Dr. Amanat testified that he approached the victim’s disorder as rape trauma syndrome because she told him she had been raped and because her nonverbal responses during the examination verified this information. Further, he testified that he normally considers a patient’s psychological makeup and history in arriving at his diagnosis and that, to the best of his knowledge, there was nothing in the victim’s history outside the alleged rape that would have caused the intensity of her response. He also stated that the diagnosis of rape trauma syndrome using the techniques he applied is 80 percent reliable.

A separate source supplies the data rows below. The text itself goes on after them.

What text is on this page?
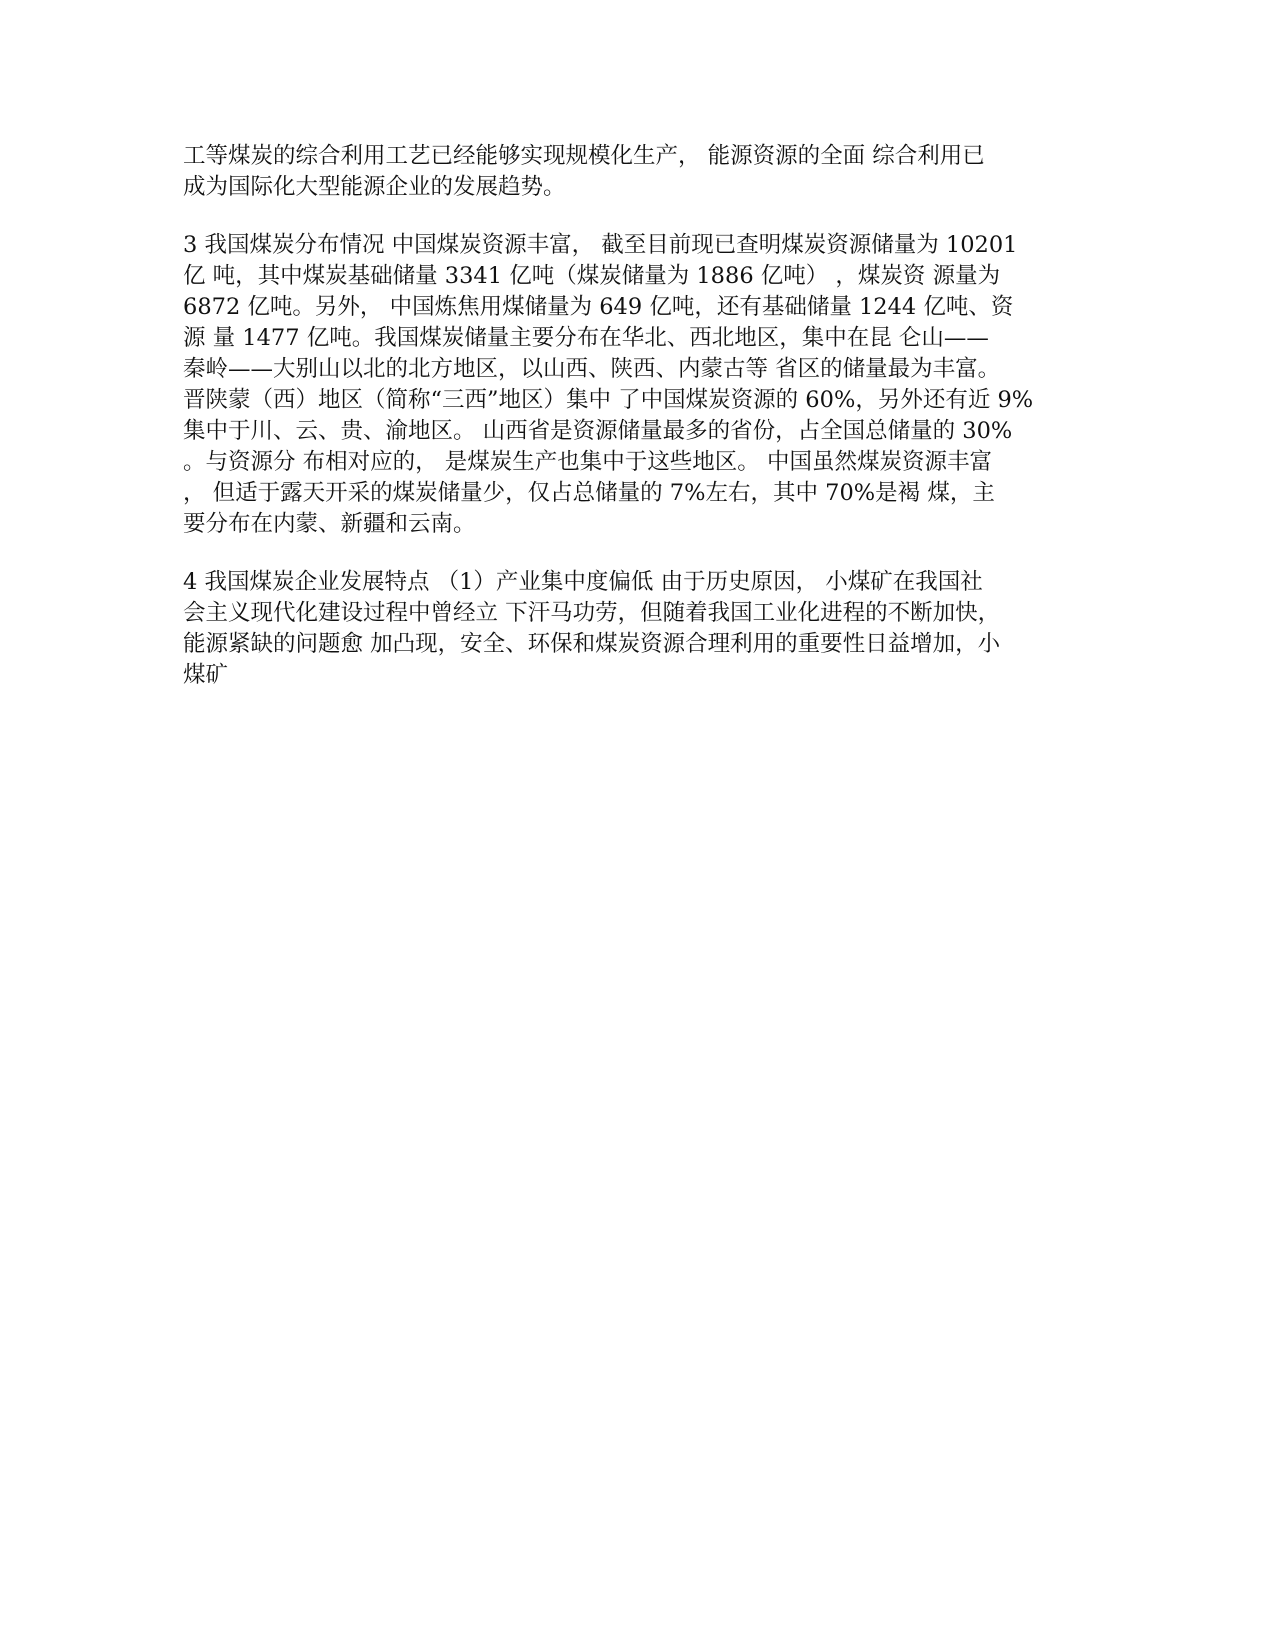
工等煤炭的综合利用工艺已经能够实现规模化生产， 能源资源的全面 综合利用已
成为国际化大型能源企业的发展趋势。

3 我国煤炭分布情况 中国煤炭资源丰富， 截至目前现已查明煤炭资源储量为 10201
亿 吨，其中煤炭基础储量 3341 亿吨（煤炭储量为 1886 亿吨） ，煤炭资 源量为
6872 亿吨。另外， 中国炼焦用煤储量为 649 亿吨，还有基础储量 1244 亿吨、资
源 量 1477 亿吨。我国煤炭储量主要分布在华北、西北地区，集中在昆 仑山——
秦岭——大别山以北的北方地区，以山西、陕西、内蒙古等 省区的储量最为丰富。
晋陕蒙（西）地区（简称“三西”地区）集中 了中国煤炭资源的 60%，另外还有近 9%
集中于川、云、贵、渝地区。 山西省是资源储量最多的省份，占全国总储量的 30%
。与资源分 布相对应的， 是煤炭生产也集中于这些地区。 中国虽然煤炭资源丰富
， 但适于露天开采的煤炭储量少，仅占总储量的 7%左右，其中 70%是褐 煤，主
要分布在内蒙、新疆和云南。

4 我国煤炭企业发展特点 （1）产业集中度偏低 由于历史原因， 小煤矿在我国社
会主义现代化建设过程中曾经立 下汗马功劳，但随着我国工业化进程的不断加快，
能源紧缺的问题愈 加凸现，安全、环保和煤炭资源合理利用的重要性日益增加，小
煤矿
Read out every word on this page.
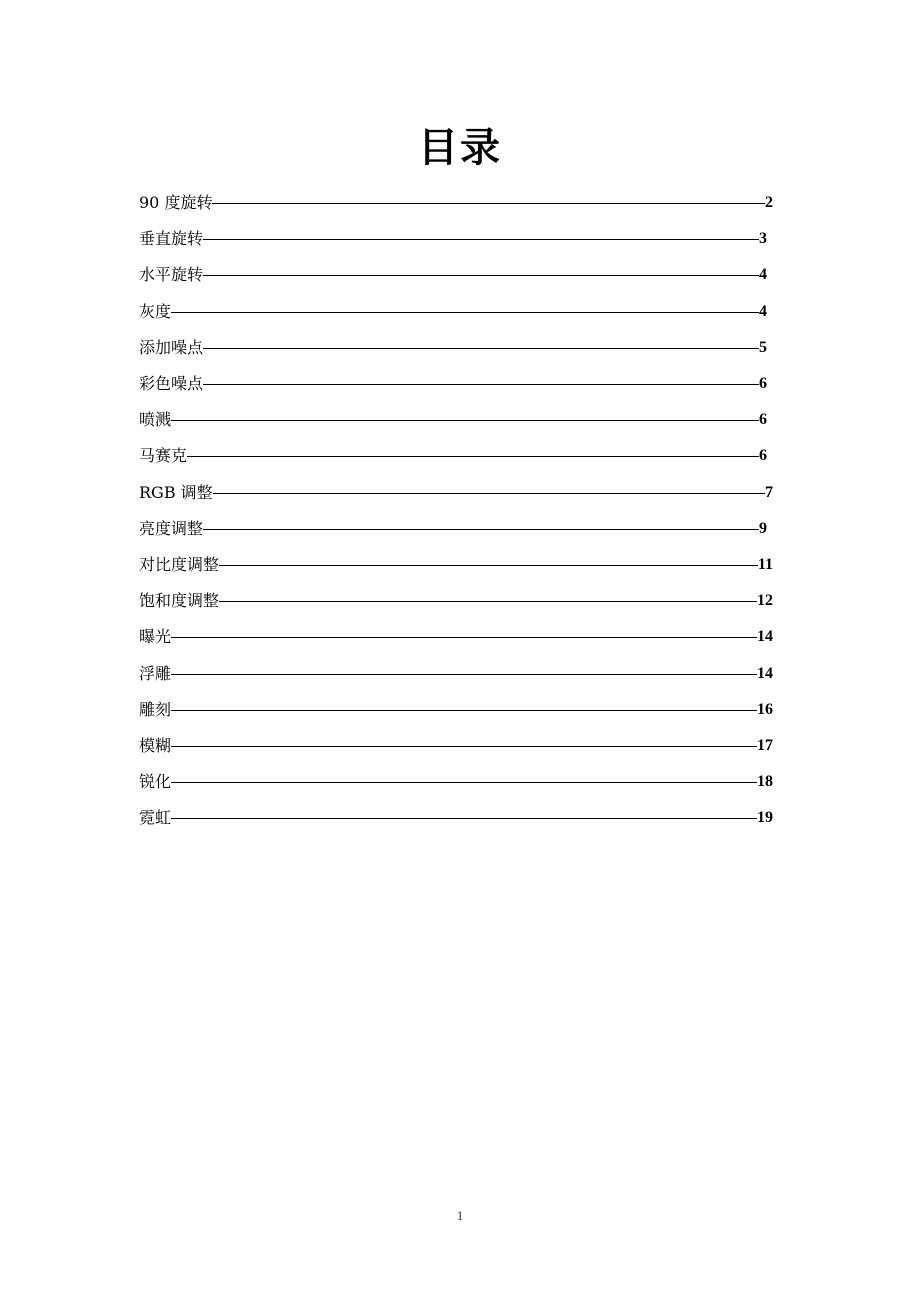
目录
90 度旋转	2
垂直旋转	3
水平旋转	4
灰度	4
添加噪点	5
彩色噪点	6
喷溅	6
马赛克	6
RGB 调整	7
亮度调整	9
对比度调整	11
饱和度调整	12
曝光	14
浮雕	14
雕刻	16
模糊	17
锐化	18
霓虹	19
1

Literature covering the treatment of the psychiatric consequences of rape supports Dr. Amanat’s testimony that rape trauma syndrome is generally accepted as a common reaction to sexual assault. See McCombie, The Rape Crisis Intervention Handbook 724-26 (1980); Kaplan, Freedman and Sadock, Comprehensive Textbook of Psychiatry §§ 21.1d, 24.15 (3d ed. 1980); C. Warner, Rape and Sexual Assault 145-49 (1980); Burgess and Holmstrom, Rape: Crisis and Recovery 35-47 (1979).

A number of other jurisdictions have dealt with the subject matter of rape trauma syndrome, permitting psychiatrists and others to explain in trial under varying circumstances the symptoms and express the professional opinion that rape could be the cause of a victim’s condition. See Redmond v. Baxley, 475 F.Supp. 1111 (E.D.Mich.1979) (civil action); People v. Mathews, 91 Cal.App.3d 1018, 1021, 154 Cal.Rptr. 628 (1979) (defense to criminal charge); Division of Corrections v. Wynn, 438 So.2d 446 (Fla.App.1983); Alphonso v. Charity Hospital of Louisiana at New Orleans, 413 So.2d 982 (La.App.1982); Terrio v. McDonough, 16 Mass.App.